S’extrayant de la masse compacte qui avance au ralenti, un prêtre pontique s’avance vers lui et s’arrête.

— Je suis frère Léonard, un des disciples de l’Intercesseur. Nous demandons le passage, nous sommes pacifiques et nos prières valent pour l’humanité entière.

— Je suis le capitaine Ludovic Braun, chargé de votre sécurité. Je doute que ce pont bâti il y a plusieurs siècles résiste au piétinement de milliers de personnes. Vous risquez la catastrophe, car le dernier séisme a fragilisé l’ouvrage.

Le prêtre semble perplexe et Ludovic en profite pour insister.

— Serait-il possible de parler avec votre chef?

— Nous n’avons pas de chef.

— Pardonnez-moi, j’évoquais le souhait de rencontrer l’Intercesseur.

Après un instant d’hésitation, l’homme sort de sa soutane un minuscule téléphone portable et relaye en anglais la demande du policier qui lui fait face. Tout en patientant, le capitaine Braun songe que tout cela est aberrant. Ces fous sont trop nombreux, le paysage, déjà sinistré par des années de sécheresse, risque d’être souillé par le passage de milliers de personnes qui vont boire, manger, fumer, jeter leurs déchets. Il faut trouver le moyen d’arrêter cette folie.

Sentant vibrer son téléphone dans sa poche, il le plaque contre son oreille et s’éloigne de quelques mètres.

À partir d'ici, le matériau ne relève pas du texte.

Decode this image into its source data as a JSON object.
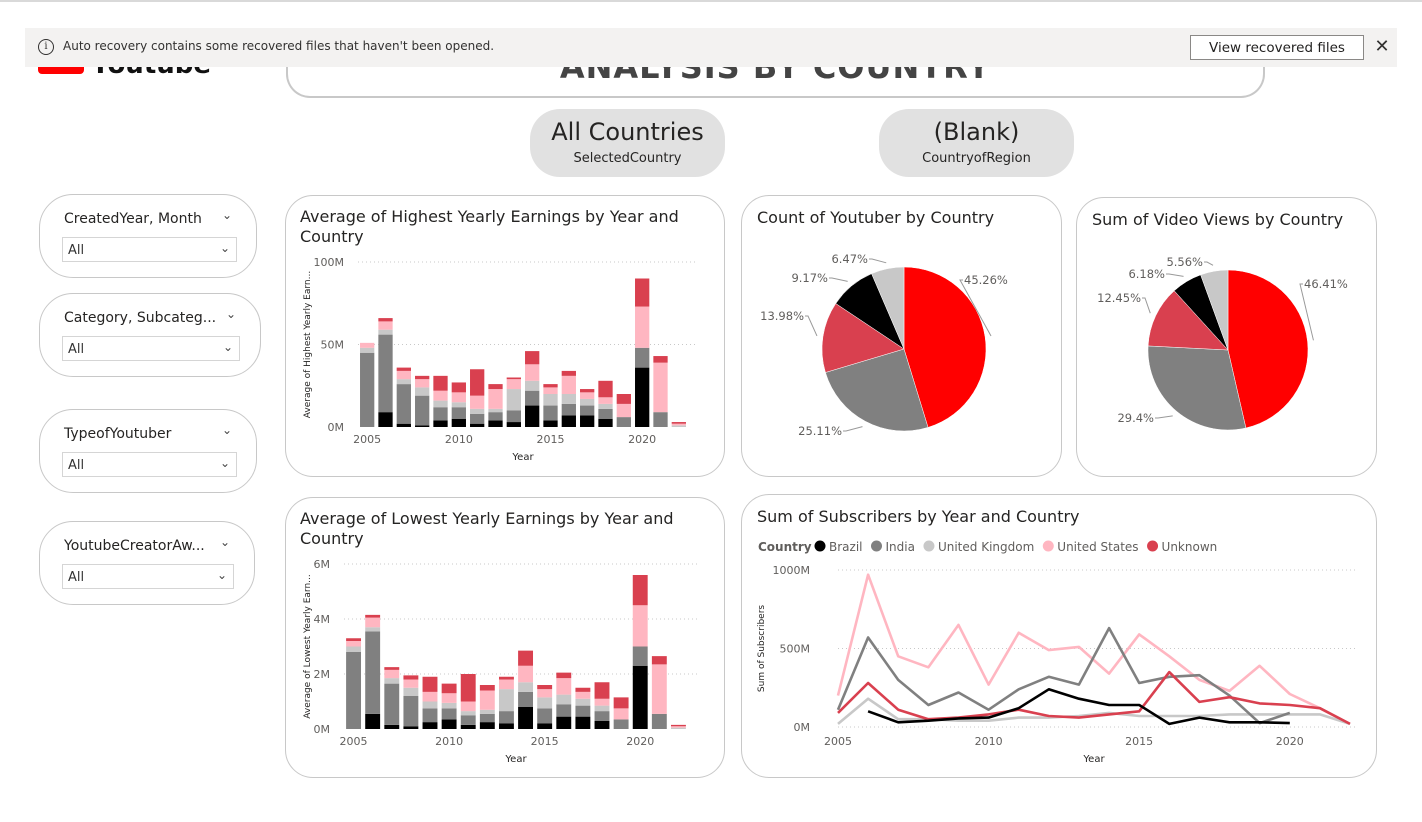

— Amélie, je suis avec les dingues.

— Ils sont nombreux?

— Des dizaines de milliers, je ne suis pas sûr que le pont résiste au piétinement d’une telle foule, et la suite m’effraie encore davantage. S’ils se dirigent vers Saint-Colomban comme ils en ont l’intention, ce sera un désastre. La sécheresse est à son comble. La moindre étincelle et tout va flamber, je ne sais pas quoi faire.

— As-tu pu rencontrer leur taré de gourou?

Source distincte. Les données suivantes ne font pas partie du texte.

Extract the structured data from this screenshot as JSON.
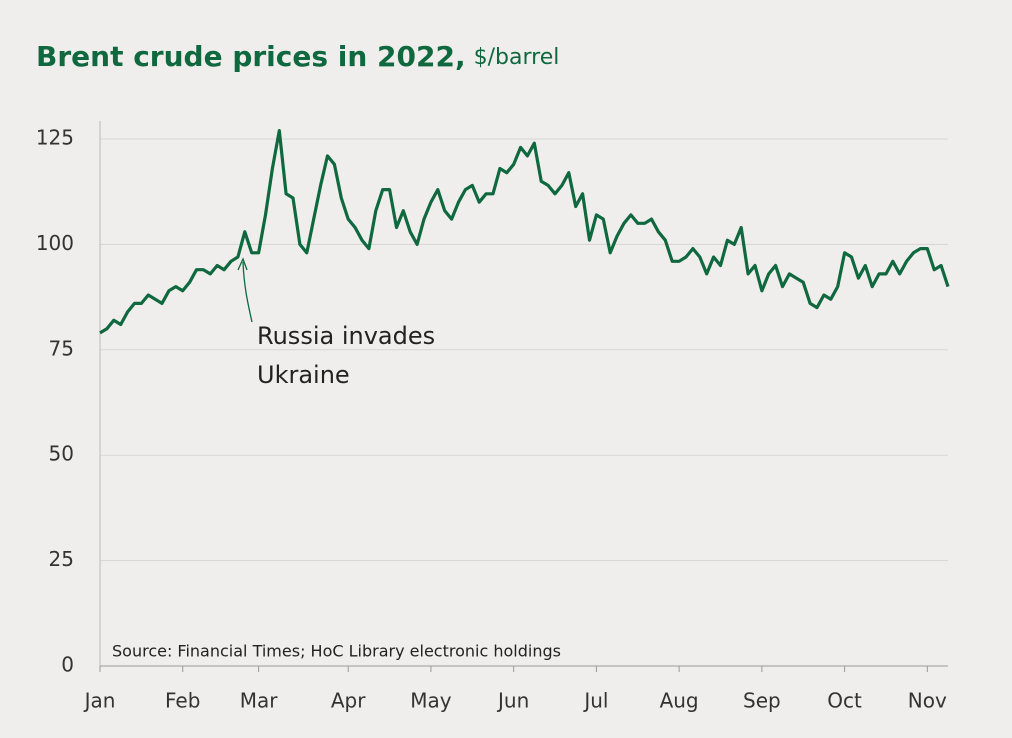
{
  "chart_data": {
    "type": "line",
    "title": "Brent crude prices in 2022,",
    "subtitle": "$/barrel",
    "source": "Source: Financial Times; HoC Library electronic holdings",
    "annotation": [
      "Russia invades",
      "Ukraine"
    ],
    "categories": [
      "Jan",
      null,
      null,
      null,
      null,
      null,
      null,
      null,
      null,
      null,
      null,
      null,
      "Feb",
      null,
      null,
      null,
      null,
      null,
      null,
      null,
      null,
      null,
      null,
      "Mar",
      null,
      null,
      null,
      null,
      null,
      null,
      null,
      null,
      null,
      null,
      null,
      null,
      "Apr",
      null,
      null,
      null,
      null,
      null,
      null,
      null,
      null,
      null,
      null,
      null,
      "May",
      null,
      null,
      null,
      null,
      null,
      null,
      null,
      null,
      null,
      null,
      null,
      "Jun",
      null,
      null,
      null,
      null,
      null,
      null,
      null,
      null,
      null,
      null,
      null,
      "Jul",
      null,
      null,
      null,
      null,
      null,
      null,
      null,
      null,
      null,
      null,
      null,
      "Aug",
      null,
      null,
      null,
      null,
      null,
      null,
      null,
      null,
      null,
      null,
      null,
      "Sep",
      null,
      null,
      null,
      null,
      null,
      null,
      null,
      null,
      null,
      null,
      null,
      "Oct",
      null,
      null,
      null,
      null,
      null,
      null,
      null,
      null,
      null,
      null,
      null,
      "Nov",
      null,
      null,
      null
    ],
    "series": [
      {
        "name": "Brent crude",
        "color": "#10683f",
        "values": [
          79,
          80,
          82,
          81,
          84,
          86,
          86,
          88,
          87,
          86,
          89,
          90,
          89,
          91,
          94,
          94,
          93,
          95,
          94,
          96,
          97,
          103,
          98,
          98,
          107,
          118,
          127,
          112,
          111,
          100,
          98,
          106,
          114,
          121,
          119,
          111,
          106,
          104,
          101,
          99,
          108,
          113,
          113,
          104,
          108,
          103,
          100,
          106,
          110,
          113,
          108,
          106,
          110,
          113,
          114,
          110,
          112,
          112,
          118,
          117,
          119,
          123,
          121,
          124,
          115,
          114,
          112,
          114,
          117,
          109,
          112,
          101,
          107,
          106,
          98,
          102,
          105,
          107,
          105,
          105,
          106,
          103,
          101,
          96,
          96,
          97,
          99,
          97,
          93,
          97,
          95,
          101,
          100,
          104,
          93,
          95,
          89,
          93,
          95,
          90,
          93,
          92,
          91,
          86,
          85,
          88,
          87,
          90,
          98,
          97,
          92,
          95,
          90,
          93,
          93,
          96,
          93,
          96,
          98,
          99,
          99,
          94,
          95,
          90
        ]
      }
    ],
    "ylim": [
      0,
      125
    ],
    "yticks": [
      0,
      25,
      50,
      75,
      100,
      125
    ],
    "grid": true
  }
}
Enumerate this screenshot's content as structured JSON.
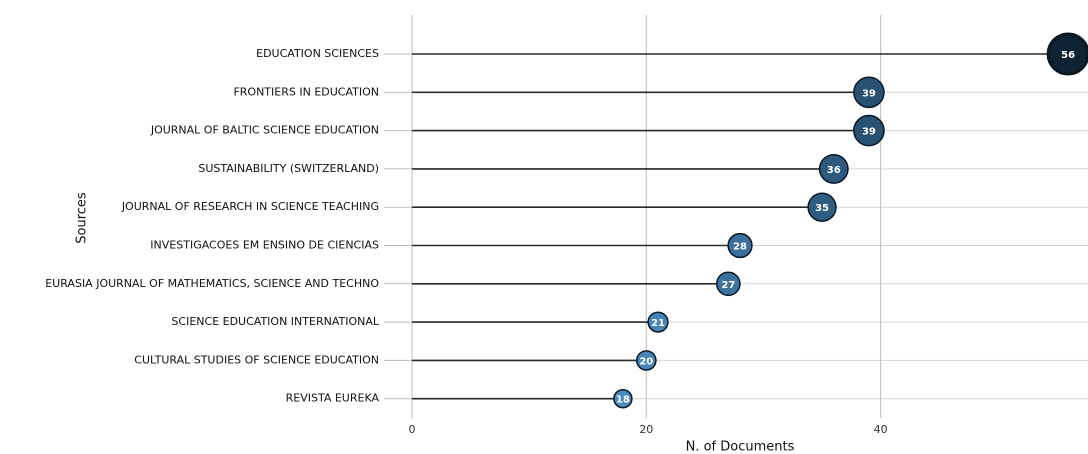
{
  "chart_data": {
    "type": "lollipop",
    "categories": [
      "EDUCATION SCIENCES",
      "FRONTIERS IN EDUCATION",
      "JOURNAL OF BALTIC SCIENCE EDUCATION",
      "SUSTAINABILITY (SWITZERLAND)",
      "JOURNAL OF RESEARCH IN SCIENCE TEACHING",
      "INVESTIGACOES EM ENSINO DE CIENCIAS",
      "EURASIA JOURNAL OF MATHEMATICS, SCIENCE AND TECHNO",
      "SCIENCE EDUCATION INTERNATIONAL",
      "CULTURAL STUDIES OF SCIENCE EDUCATION",
      "REVISTA EUREKA"
    ],
    "values": [
      56,
      39,
      39,
      36,
      35,
      28,
      27,
      21,
      20,
      18
    ],
    "xlabel": "N. of Documents",
    "ylabel": "Sources",
    "xlim": [
      0,
      57.7
    ],
    "xticks": [
      0,
      20,
      40
    ],
    "color_scale": [
      "#4a8cc0",
      "#0d2233"
    ],
    "grid": true
  }
}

— J’ai demandé à le voir. Je ne sais pas s’il va venir à ma rencontre et s’il vient, je ne suis pas sûr du tout de réussir à le persuader de renoncer.

— Il faudrait au moins qu’il change d’itinéraire. Ludo, j’ai peut-être une idée…

Lorsqu’il replace dans la poche arrière de son pantalon d’uniforme son téléphone, le capitaine Braun se sent un peu mieux. Comme à chaque fois, parler à Amélie le dynamise. Depuis qu’ils se sont retrouvés dans les bras l’un de l’autre après avoir mis en échec l’attentat qui visait le pont du corbeau à Argentorate, Ludovic est devenu amoureux fou de cette grande jeune femme blonde coiffée à la garçonne, aux yeux bleu océan et au tempérament de feu. Leur passion dévorante et leur expédition en Mongolie où ils auraient pu mourir ont profondément transformé le quadragénaire mal dégrossi qu’il était jusqu’alors. Plus sûr de lui, plus ferme dans ses décisions, Ludovic se sent bien dans sa peau. L’idée que vient de lui souffler son égérie de lieutenante est brillante, géniale même.

À condition bien entendu de pouvoir convaincre l’homme qui maintenant se détache lentement de la foule. Ludovic le reconnaît d’abord à sa longue chevelure blonde qui tombe sur son ample robe blanche ornée de ponts dorés. Sa barbe lui confère un air à la Jésus Christ, un peu comme les hippies du siècle passé, se dit-il. «Le parfait gourou», songe le capitaine en fixant les yeux bleus de Brian Douglas. L’éclat qui illumine le regard de l’Intercesseur, intense et scrutateur, laisse entrevoir le fanatisme. Mais Ludovic connaît bien les hommes. Quelque chose lui semble surjoué, un quart de ton déviant de la mélodie du parfait dévot fanatique. Pas un instant Ludovic n’oublie que son vis-à-vis l’étudie à son tour, et le capitaine s’efforce de lui renvoyer une image d’autorité et de sérénité.

D’un seul geste, l’Intercesseur a fait s’arrêter et se taire la foule qui le suit.

Après s’être mutuellement présentés, les deux hommes conviennent d’une discussion en tête à tête, et se dirigent vers le pont pour trouver un peu d’ombre sur la berge du Doux, à l’aplomb de la grande arche.